Things don’t really start to cook until the third track. Anastasi’s ‘Initiation’ is conspicuous by its comparative modesty: at forty-four seconds it is lamentably short. ‘An abrasive lace-lined collar / the tickle of water winding between nose and cheek / the forming of hands into towers…’ delivers the listener directly into the sacramental moment. The economy of sound and word carves intimacy in earnest between poet and listener. Like any good performance, the occasional bum note or clichéd phrase is eclipsed by sincerity of feeling. Richardson’s ‘Love Song to Poetry’ is another case in point: ‘There among the used condom heaps of the world, among the McDonald’s wrappers and discarded babies’ toys I saw poets hanging on meat hooks … I saw the hero with a thousand names knowing anything is possible…’ Here, and in the poems that storm the album home (Woolf’s ‘Beloved Brother,’ Burrows’ ‘Cancer,’ Sapoznikoff’s ‘Grip’ and Supski’s ‘For Them / There’) delivery is unaffected, conjoining voice and word in unusual ways. Supski’s poem is another major highlight. A biting response to Audre Lorde’s maxim, ‘Poetry is not a luxury / It is a vital necessity of our existence,’ Supski asks, ‘Can a word unlock / unlock a door? / Can a word cut / cut a barbed wire / barbed wire fence?’ The urge to weed out tired devices and trite observations is enacted in poems such as this, with earnestness unfeigned and unafraid.

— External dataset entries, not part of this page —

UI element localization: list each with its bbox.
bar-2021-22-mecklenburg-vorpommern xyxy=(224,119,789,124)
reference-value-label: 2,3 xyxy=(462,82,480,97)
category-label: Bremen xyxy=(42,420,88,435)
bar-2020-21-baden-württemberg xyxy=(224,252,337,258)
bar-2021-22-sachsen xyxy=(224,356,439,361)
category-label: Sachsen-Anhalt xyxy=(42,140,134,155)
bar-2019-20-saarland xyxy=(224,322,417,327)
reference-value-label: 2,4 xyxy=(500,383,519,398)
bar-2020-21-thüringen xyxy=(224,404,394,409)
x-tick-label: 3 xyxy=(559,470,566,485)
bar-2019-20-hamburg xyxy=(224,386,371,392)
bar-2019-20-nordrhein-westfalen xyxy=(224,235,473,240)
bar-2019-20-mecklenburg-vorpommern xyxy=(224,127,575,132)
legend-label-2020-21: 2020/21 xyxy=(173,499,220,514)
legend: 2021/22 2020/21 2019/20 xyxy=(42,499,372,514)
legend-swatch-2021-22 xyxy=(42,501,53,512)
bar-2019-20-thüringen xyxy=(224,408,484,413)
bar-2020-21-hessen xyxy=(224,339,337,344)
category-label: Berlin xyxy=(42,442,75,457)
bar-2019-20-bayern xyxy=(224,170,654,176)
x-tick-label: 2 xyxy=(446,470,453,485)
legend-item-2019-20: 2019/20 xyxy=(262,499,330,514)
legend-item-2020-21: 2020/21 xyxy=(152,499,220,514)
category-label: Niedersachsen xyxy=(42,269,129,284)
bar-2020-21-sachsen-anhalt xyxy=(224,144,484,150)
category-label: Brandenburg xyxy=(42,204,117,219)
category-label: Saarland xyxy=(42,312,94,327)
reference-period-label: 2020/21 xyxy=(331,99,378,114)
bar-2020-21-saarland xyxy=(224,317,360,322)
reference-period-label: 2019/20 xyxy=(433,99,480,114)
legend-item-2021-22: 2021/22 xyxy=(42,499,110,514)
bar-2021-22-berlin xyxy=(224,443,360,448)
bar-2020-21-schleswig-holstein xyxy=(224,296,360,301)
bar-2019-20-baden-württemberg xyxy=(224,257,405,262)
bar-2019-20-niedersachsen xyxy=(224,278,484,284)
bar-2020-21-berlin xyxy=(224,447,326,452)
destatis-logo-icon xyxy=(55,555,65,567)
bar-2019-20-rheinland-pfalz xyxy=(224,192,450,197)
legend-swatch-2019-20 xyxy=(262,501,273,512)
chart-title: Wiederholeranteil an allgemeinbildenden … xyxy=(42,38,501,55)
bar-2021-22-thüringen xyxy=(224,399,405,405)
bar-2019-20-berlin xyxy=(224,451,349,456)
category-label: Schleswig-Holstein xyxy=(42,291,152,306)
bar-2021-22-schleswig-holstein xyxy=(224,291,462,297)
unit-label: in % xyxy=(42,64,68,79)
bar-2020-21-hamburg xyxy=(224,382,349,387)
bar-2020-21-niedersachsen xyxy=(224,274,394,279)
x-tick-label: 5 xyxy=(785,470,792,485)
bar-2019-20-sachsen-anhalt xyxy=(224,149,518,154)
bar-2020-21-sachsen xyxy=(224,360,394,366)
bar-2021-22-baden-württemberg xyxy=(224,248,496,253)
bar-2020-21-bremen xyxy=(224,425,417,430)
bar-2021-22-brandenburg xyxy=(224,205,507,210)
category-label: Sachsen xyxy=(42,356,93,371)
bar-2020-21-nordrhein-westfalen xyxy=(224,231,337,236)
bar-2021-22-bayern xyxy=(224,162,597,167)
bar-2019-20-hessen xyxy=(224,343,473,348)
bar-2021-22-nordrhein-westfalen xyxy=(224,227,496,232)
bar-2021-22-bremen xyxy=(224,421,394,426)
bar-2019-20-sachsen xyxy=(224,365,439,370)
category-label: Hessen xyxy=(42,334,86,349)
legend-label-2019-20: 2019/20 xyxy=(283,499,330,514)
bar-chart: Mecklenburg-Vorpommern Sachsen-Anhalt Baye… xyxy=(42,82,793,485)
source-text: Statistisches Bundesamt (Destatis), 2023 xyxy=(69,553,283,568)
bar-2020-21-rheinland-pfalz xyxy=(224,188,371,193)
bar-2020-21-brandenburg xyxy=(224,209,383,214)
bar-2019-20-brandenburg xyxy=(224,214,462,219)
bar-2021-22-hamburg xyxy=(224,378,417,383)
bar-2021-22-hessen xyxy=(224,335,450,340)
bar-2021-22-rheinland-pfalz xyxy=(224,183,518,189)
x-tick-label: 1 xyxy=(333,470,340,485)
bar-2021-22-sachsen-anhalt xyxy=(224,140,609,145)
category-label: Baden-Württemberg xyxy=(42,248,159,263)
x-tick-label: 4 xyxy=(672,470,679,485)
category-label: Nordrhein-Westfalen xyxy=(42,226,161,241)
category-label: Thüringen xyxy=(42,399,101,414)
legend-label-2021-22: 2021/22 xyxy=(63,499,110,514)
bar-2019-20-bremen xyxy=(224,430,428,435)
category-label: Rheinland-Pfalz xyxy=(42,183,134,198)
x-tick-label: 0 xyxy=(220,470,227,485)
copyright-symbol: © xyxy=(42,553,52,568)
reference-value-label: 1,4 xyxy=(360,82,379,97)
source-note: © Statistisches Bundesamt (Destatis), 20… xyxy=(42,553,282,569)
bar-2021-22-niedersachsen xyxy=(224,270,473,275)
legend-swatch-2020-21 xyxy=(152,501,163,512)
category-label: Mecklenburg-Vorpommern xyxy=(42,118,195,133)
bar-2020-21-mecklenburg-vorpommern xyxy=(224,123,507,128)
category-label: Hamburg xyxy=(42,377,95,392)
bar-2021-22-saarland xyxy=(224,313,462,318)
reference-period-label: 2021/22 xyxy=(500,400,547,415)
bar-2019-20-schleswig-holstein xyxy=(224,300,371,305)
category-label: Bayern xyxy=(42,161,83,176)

The journal’s editor and MSW’s founder, Benjamin Solah, navigates these disparate poems by underscoring their contrast to one another. Following Solah’s argument for a subjective definition of ‘slam’ in his article ‘In Defense of Slam,’ the interpretation of spoken word here is also subjective: we get from it what we bring to it. With this collection, Solah doesn’t attempt to unify these performances or define spoken word: Audacious invites the listener to make their own inquiries and reevaluate their own preconceptions. The first issue of Audacious may be a little unsure of itself, but these are the understandable growing pains of a debut. Proving that poetry is always in flux, Audacious is now already somewhere else. Its second volume, released earlier this year, suggests an encouraging improvement in content and a broader collection of voices. It is well on its way to becoming an important platform and proving ground for Melbourne’s spoken word artists.